Наконец вырываюсь на улицу. Холодный ночной воздух обжигает лицо, и я задыхаюсь от свободы. Передо мной – широкая площадь, освещенная скудными фонарями. И там, в центре, стоит он. Мужчина. Высокий, стройный, с белыми, как свет луны, волосами и пронзительным взглядом. Он смотрит на меня, а на его губах играет усмешка. Мужчина аплодирует, медленно хлопая в ладоши, его смех разносится по площади, глубокий, мелодичный, полный силы. От него веет спокойствием и абсолютной властью. В его взгляде я читаю не угрозу, а что-то другое, что-то... непонятное, загадочное, что-то, что заставляет меня остановиться.
– Поиграла и хватит, – делает несколько шагов ко мне мужчина, – А то работяги и завтра не вернутся к своим семьям.
Его черты лица мне кажутся знакомыми.
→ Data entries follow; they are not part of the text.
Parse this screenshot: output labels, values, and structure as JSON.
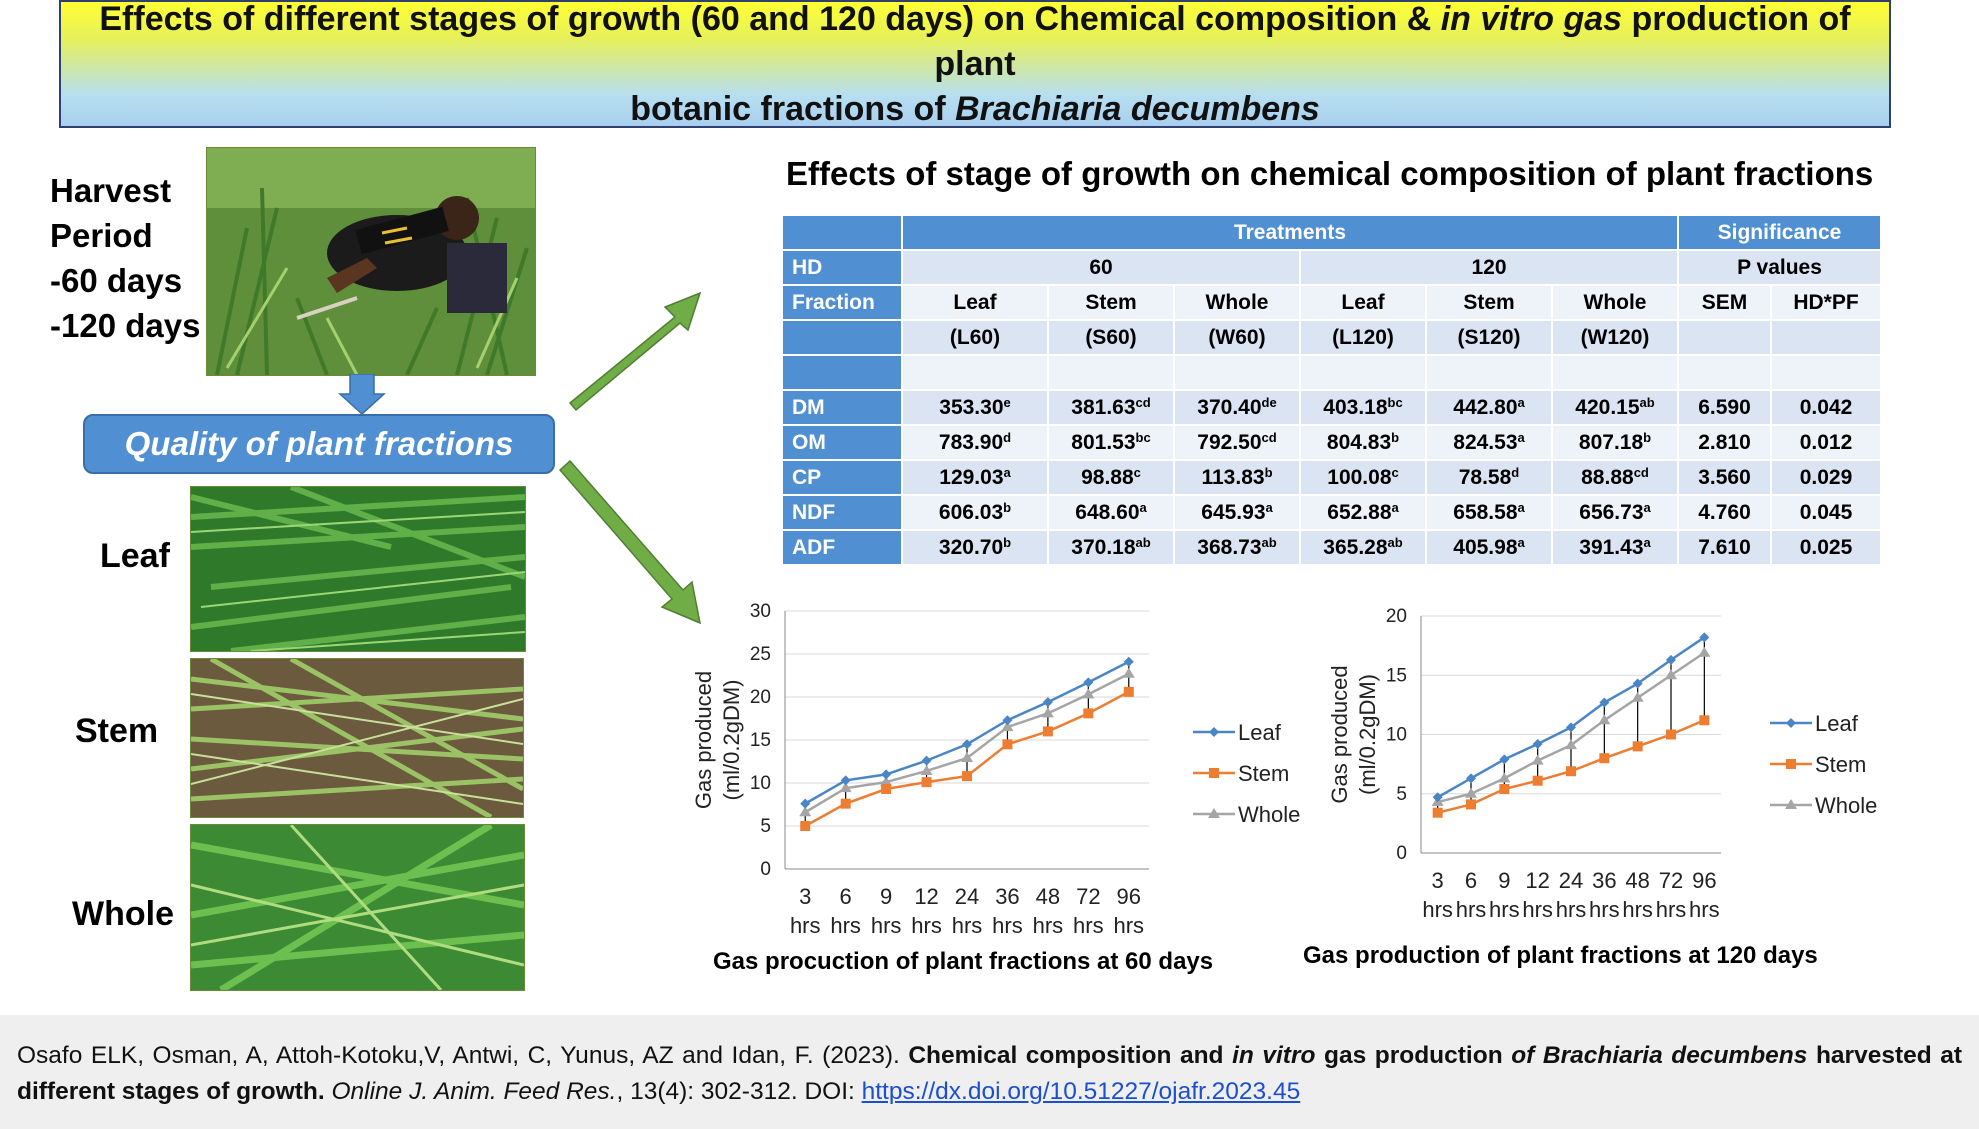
{
  "banner": {
    "line1_a": "Effects of different stages of growth (60 and 120 days)  on Chemical composition & ",
    "line1_italic": "in vitro gas",
    "line1_b": " production of plant",
    "line2_a": "botanic fractions of ",
    "line2_italic": "Brachiaria decumbens"
  },
  "left": {
    "harvest_lines": [
      "Harvest",
      "Period",
      "-60 days",
      "-120 days"
    ],
    "quality_box": "Quality of plant  fractions",
    "fractions": [
      "Leaf",
      "Stem",
      "Whole"
    ]
  },
  "table": {
    "title": "Effects of stage of growth on chemical composition of plant fractions",
    "header_treatments": "Treatments",
    "header_significance": "Significance",
    "hd_label": "HD",
    "hd_60": "60",
    "hd_120": "120",
    "p_values": "P values",
    "fraction_label": "Fraction",
    "fraction_names": [
      "Leaf",
      "Stem",
      "Whole",
      "Leaf",
      "Stem",
      "Whole"
    ],
    "sem_label": "SEM",
    "interaction_label": "HD*PF",
    "codes": [
      "(L60)",
      "(S60)",
      "(W60)",
      "(L120)",
      "(S120)",
      "(W120)"
    ],
    "rows": [
      {
        "label": "DM",
        "values": [
          "353.30",
          "381.63",
          "370.40",
          "403.18",
          "442.80",
          "420.15"
        ],
        "sups": [
          "e",
          "cd",
          "de",
          "bc",
          "a",
          "ab"
        ],
        "sem": "6.590",
        "p": "0.042"
      },
      {
        "label": "OM",
        "values": [
          "783.90",
          "801.53",
          "792.50",
          "804.83",
          "824.53",
          "807.18"
        ],
        "sups": [
          "d",
          "bc",
          "cd",
          "b",
          "a",
          "b"
        ],
        "sem": "2.810",
        "p": "0.012"
      },
      {
        "label": "CP",
        "values": [
          "129.03",
          "98.88",
          "113.83",
          "100.08",
          "78.58",
          "88.88"
        ],
        "sups": [
          "a",
          "c",
          "b",
          "c",
          "d",
          "cd"
        ],
        "sem": "3.560",
        "p": "0.029"
      },
      {
        "label": "NDF",
        "values": [
          "606.03",
          "648.60",
          "645.93",
          "652.88",
          "658.58",
          "656.73"
        ],
        "sups": [
          "b",
          "a",
          "a",
          "a",
          "a",
          "a"
        ],
        "sem": "4.760",
        "p": "0.045"
      },
      {
        "label": "ADF",
        "values": [
          "320.70",
          "370.18",
          "368.73",
          "365.28",
          "405.98",
          "391.43"
        ],
        "sups": [
          "b",
          "ab",
          "ab",
          "ab",
          "a",
          "a"
        ],
        "sem": "7.610",
        "p": "0.025"
      }
    ]
  },
  "chart_data": [
    {
      "type": "line",
      "title": "Gas procuction of plant fractions at 60 days",
      "ylabel": "Gas produced (ml/0.2gDM)",
      "xlabel": "",
      "ylim": [
        0,
        30
      ],
      "yticks": [
        0,
        5,
        10,
        15,
        20,
        25,
        30
      ],
      "categories": [
        "3 hrs",
        "6 hrs",
        "9 hrs",
        "12 hrs",
        "24 hrs",
        "36 hrs",
        "48 hrs",
        "72 hrs",
        "96 hrs"
      ],
      "series": [
        {
          "name": "Leaf",
          "color": "#4a86c5",
          "marker": "diamond",
          "values": [
            7.6,
            10.3,
            11.0,
            12.6,
            14.5,
            17.3,
            19.4,
            21.7,
            24.1
          ]
        },
        {
          "name": "Stem",
          "color": "#ed7d31",
          "marker": "square",
          "values": [
            5.0,
            7.6,
            9.3,
            10.1,
            10.8,
            14.5,
            16.0,
            18.1,
            20.6
          ]
        },
        {
          "name": "Whole",
          "color": "#a5a5a5",
          "marker": "triangle",
          "values": [
            6.6,
            9.4,
            10.1,
            11.4,
            12.9,
            16.5,
            18.1,
            20.3,
            22.7
          ]
        }
      ],
      "high_low_lines": true,
      "grid": "horizontal",
      "legend": "right"
    },
    {
      "type": "line",
      "title": "Gas production of plant fractions at 120 days",
      "ylabel": "Gas produced (ml/0.2gDM)",
      "xlabel": "",
      "ylim": [
        0,
        20
      ],
      "yticks": [
        0,
        5,
        10,
        15,
        20
      ],
      "categories": [
        "3 hrs",
        "6 hrs",
        "9 hrs",
        "12 hrs",
        "24 hrs",
        "36 hrs",
        "48 hrs",
        "72 hrs",
        "96 hrs"
      ],
      "series": [
        {
          "name": "Leaf",
          "color": "#4a86c5",
          "marker": "diamond",
          "values": [
            4.7,
            6.3,
            7.9,
            9.2,
            10.6,
            12.7,
            14.3,
            16.3,
            18.2
          ]
        },
        {
          "name": "Stem",
          "color": "#ed7d31",
          "marker": "square",
          "values": [
            3.4,
            4.1,
            5.4,
            6.1,
            6.9,
            8.0,
            9.0,
            10.0,
            11.2
          ]
        },
        {
          "name": "Whole",
          "color": "#a5a5a5",
          "marker": "triangle",
          "values": [
            4.3,
            5.0,
            6.3,
            7.8,
            9.1,
            11.2,
            13.1,
            15.0,
            16.9
          ]
        }
      ],
      "high_low_lines": true,
      "grid": "horizontal",
      "legend": "right"
    }
  ],
  "citation": {
    "authors": "Osafo ELK, Osman, A, Attoh-Kotoku,V, Antwi, C, Yunus, AZ and Idan, F. (2023). ",
    "title_a": "Chemical composition and ",
    "title_italic1": "in vitro",
    "title_b": " gas production ",
    "title_italic2": "of Brachiaria decumbens",
    "title_c": " harvested at different stages  of growth.",
    "journal": " Online J. Anim. Feed Res.",
    "volume": ", 13(4): 302-312. DOI: ",
    "doi": "https://dx.doi.org/10.51227/ojafr.2023.45"
  },
  "colors": {
    "accent_blue": "#4f8fd2",
    "arrow_green": "#70ad47",
    "leaf": "#4a86c5",
    "stem": "#ed7d31",
    "whole": "#a5a5a5"
  }
}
Он не говорит ни слова, лишь кивает головой, приглашая следовать за собой. Иду за ним, по длинным коридорам дворца, чувствуя, как смесь недоверия, гнева и подавленного любопытства раскаляется внутри, подпитываемая остатками магического пламени. Каждый шаг отзывается пульсацией жара в венах.
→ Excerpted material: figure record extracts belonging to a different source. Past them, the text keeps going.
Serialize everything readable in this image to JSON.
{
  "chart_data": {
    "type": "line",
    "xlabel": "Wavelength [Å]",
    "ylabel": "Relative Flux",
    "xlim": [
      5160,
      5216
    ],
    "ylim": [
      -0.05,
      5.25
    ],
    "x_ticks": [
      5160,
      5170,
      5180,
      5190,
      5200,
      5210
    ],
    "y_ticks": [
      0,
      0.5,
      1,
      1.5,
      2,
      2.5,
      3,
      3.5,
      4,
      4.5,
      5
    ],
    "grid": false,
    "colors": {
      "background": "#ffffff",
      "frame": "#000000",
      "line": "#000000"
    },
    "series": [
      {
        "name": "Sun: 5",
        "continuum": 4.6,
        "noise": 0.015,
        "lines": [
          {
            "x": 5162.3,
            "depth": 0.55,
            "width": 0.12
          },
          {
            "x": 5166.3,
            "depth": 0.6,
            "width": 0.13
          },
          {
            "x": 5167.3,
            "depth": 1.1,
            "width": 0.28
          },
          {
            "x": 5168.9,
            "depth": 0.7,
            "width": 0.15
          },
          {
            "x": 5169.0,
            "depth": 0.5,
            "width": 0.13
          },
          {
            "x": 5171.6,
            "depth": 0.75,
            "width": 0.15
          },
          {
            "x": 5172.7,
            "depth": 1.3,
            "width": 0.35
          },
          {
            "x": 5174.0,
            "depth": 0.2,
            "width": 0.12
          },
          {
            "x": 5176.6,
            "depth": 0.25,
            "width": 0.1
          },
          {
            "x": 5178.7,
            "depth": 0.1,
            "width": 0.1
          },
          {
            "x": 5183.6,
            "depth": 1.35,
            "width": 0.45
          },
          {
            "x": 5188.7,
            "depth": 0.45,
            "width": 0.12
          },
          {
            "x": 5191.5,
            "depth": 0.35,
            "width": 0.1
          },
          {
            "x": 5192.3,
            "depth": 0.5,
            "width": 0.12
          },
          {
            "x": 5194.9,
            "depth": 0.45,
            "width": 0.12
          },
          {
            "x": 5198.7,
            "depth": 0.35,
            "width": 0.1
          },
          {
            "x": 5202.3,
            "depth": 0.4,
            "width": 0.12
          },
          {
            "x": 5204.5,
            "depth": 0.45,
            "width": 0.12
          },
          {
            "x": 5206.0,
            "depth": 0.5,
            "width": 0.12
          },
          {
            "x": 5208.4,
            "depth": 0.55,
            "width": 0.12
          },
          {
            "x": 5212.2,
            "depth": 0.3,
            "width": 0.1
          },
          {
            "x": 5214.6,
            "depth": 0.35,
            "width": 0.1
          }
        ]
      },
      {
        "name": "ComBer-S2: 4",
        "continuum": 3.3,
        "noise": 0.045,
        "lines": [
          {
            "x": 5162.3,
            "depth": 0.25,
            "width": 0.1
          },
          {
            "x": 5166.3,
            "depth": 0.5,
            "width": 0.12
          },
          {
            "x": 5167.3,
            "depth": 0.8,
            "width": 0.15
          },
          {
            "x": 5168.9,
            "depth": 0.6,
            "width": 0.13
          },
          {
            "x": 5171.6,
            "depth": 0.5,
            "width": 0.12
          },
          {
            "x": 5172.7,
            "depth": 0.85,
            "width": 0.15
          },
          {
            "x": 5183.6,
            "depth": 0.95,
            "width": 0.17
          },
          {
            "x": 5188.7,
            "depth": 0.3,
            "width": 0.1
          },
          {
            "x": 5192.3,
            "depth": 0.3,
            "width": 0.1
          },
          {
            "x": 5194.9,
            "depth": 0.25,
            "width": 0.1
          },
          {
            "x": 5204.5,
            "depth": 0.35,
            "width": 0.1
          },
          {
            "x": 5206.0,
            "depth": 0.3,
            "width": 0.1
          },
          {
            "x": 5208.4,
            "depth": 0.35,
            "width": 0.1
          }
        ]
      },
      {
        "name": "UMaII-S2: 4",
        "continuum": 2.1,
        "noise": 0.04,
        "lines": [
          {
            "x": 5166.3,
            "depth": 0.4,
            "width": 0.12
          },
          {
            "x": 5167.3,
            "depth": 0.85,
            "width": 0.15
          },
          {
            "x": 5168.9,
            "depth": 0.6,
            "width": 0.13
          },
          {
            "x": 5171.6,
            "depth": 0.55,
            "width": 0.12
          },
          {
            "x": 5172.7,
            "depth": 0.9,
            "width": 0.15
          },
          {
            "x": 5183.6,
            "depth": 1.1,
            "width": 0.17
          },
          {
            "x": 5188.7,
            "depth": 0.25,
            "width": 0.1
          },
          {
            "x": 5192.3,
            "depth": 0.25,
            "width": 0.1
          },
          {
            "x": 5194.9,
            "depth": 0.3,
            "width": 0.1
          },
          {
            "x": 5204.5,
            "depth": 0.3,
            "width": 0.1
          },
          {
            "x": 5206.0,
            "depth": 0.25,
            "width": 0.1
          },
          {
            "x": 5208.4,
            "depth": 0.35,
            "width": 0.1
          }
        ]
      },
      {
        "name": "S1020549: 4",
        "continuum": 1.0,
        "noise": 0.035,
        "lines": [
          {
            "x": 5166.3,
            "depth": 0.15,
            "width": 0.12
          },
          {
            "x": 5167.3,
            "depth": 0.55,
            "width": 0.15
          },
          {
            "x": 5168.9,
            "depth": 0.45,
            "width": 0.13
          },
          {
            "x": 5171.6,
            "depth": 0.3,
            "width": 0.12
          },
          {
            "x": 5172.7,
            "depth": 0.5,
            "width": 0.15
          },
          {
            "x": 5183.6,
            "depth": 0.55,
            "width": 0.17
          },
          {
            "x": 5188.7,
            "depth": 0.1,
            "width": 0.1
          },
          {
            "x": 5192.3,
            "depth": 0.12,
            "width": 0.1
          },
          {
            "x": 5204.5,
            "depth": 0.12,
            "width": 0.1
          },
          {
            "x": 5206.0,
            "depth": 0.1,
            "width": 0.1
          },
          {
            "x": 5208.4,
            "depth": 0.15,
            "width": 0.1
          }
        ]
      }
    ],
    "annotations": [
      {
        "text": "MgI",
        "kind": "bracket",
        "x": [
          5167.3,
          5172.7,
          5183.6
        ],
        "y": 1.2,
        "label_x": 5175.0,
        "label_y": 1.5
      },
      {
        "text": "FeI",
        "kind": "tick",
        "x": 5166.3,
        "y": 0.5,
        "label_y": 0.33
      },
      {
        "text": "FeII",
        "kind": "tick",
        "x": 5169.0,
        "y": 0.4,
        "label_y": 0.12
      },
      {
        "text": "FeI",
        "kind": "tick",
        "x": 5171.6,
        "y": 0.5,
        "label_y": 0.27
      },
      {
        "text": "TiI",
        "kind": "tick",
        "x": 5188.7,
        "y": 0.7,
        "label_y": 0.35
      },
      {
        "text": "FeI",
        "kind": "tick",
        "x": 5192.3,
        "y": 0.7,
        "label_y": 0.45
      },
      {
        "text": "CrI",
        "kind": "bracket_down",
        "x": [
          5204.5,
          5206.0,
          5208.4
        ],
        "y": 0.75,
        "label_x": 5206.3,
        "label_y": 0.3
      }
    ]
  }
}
Мужчина останавливается перед тяжелой дверью, из темного дерева. Ключ поворачивается в замке с приглушенным скрипом, и дверь распахивается. Внутри – комната, заброшенная, забытая временем. Пыль покрывает все: старинную мебель, потрескавшиеся полы, густые темные портьеры, спускающиеся до самого пола. Воздух тяжелый, пропитан запахом старины и застоя. От комнаты веет одиночеством и грустью, глубокой, неизбывной.
На стенах – портреты. Моя мать. Молодая, счастливая, сияющая искренней радостью. Ее глаза еще светятся, в них нет ни тени печали, ни обиды и злобы. Рядом – он. Светловолосый мужчина приведший меня сюда. Но это не тот гордый, неприступный мужчина, что стоит передо мной сейчас. Это другой человек. На портретах – молодой человек, с мягкими чертами лица, с добрым, освежающим взглядом. Но глаза словно принадлежат другому человеку, тому, кем он был, прежде чем власть и месть искорежили его душу.
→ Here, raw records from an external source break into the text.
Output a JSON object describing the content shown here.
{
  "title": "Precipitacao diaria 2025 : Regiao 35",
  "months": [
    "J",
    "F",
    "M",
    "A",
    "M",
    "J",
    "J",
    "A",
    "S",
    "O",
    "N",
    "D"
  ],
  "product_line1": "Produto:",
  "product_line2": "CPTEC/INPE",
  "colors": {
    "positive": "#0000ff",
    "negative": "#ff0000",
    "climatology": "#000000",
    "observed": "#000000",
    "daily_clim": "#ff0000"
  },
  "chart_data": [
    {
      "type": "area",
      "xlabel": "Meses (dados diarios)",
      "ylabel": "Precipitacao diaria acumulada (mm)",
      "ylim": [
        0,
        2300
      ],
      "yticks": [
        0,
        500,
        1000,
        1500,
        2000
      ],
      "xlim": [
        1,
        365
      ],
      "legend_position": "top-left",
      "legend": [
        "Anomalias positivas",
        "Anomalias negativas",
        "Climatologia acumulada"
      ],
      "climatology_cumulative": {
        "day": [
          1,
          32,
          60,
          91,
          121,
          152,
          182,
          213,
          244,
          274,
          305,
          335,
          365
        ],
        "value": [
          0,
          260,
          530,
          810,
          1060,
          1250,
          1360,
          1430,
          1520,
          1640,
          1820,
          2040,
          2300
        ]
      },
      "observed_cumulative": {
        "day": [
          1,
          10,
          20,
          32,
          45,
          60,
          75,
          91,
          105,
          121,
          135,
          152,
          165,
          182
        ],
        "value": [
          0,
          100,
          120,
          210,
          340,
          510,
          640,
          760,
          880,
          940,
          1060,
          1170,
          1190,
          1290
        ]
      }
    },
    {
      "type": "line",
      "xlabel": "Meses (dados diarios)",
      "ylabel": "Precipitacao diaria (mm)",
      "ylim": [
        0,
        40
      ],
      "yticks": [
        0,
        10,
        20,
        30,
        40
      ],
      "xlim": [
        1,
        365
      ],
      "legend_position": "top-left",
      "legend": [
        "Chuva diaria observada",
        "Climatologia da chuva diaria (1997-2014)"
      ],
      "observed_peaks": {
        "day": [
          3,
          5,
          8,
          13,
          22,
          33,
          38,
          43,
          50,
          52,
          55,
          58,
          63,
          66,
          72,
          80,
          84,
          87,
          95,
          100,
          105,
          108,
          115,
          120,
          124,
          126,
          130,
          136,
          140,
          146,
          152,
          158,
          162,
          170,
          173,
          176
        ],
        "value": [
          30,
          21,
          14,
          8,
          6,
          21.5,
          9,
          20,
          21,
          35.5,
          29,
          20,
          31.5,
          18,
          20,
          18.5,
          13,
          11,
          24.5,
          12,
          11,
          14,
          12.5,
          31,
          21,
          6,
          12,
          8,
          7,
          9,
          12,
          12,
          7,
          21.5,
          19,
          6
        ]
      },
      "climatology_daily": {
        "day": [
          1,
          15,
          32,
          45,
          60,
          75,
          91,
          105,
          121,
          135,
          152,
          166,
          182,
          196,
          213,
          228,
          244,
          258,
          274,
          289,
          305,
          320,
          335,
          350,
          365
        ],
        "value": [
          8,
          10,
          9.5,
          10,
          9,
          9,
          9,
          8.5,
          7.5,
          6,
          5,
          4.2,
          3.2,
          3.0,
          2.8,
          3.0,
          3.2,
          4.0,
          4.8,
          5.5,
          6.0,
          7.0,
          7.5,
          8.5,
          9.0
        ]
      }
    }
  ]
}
Отец начинает говорить, его голос спокойный, но в нем слышится глубокая усталость. Рассказывает о своей жизни, о годах стремления к власти, о мщении, которое поглощало его все эти годы. Он говорит об Ирие, о том, как использовал её, а потом отпустил. Его слова – смесь раскаяния и гордыни. Он рассказывает, как сразу узнал меня, как отправил своих людей следить за мной. Его взгляд остаётся спокойным, но в нём я вижу столько сложностей, столько боли, столько противоречий.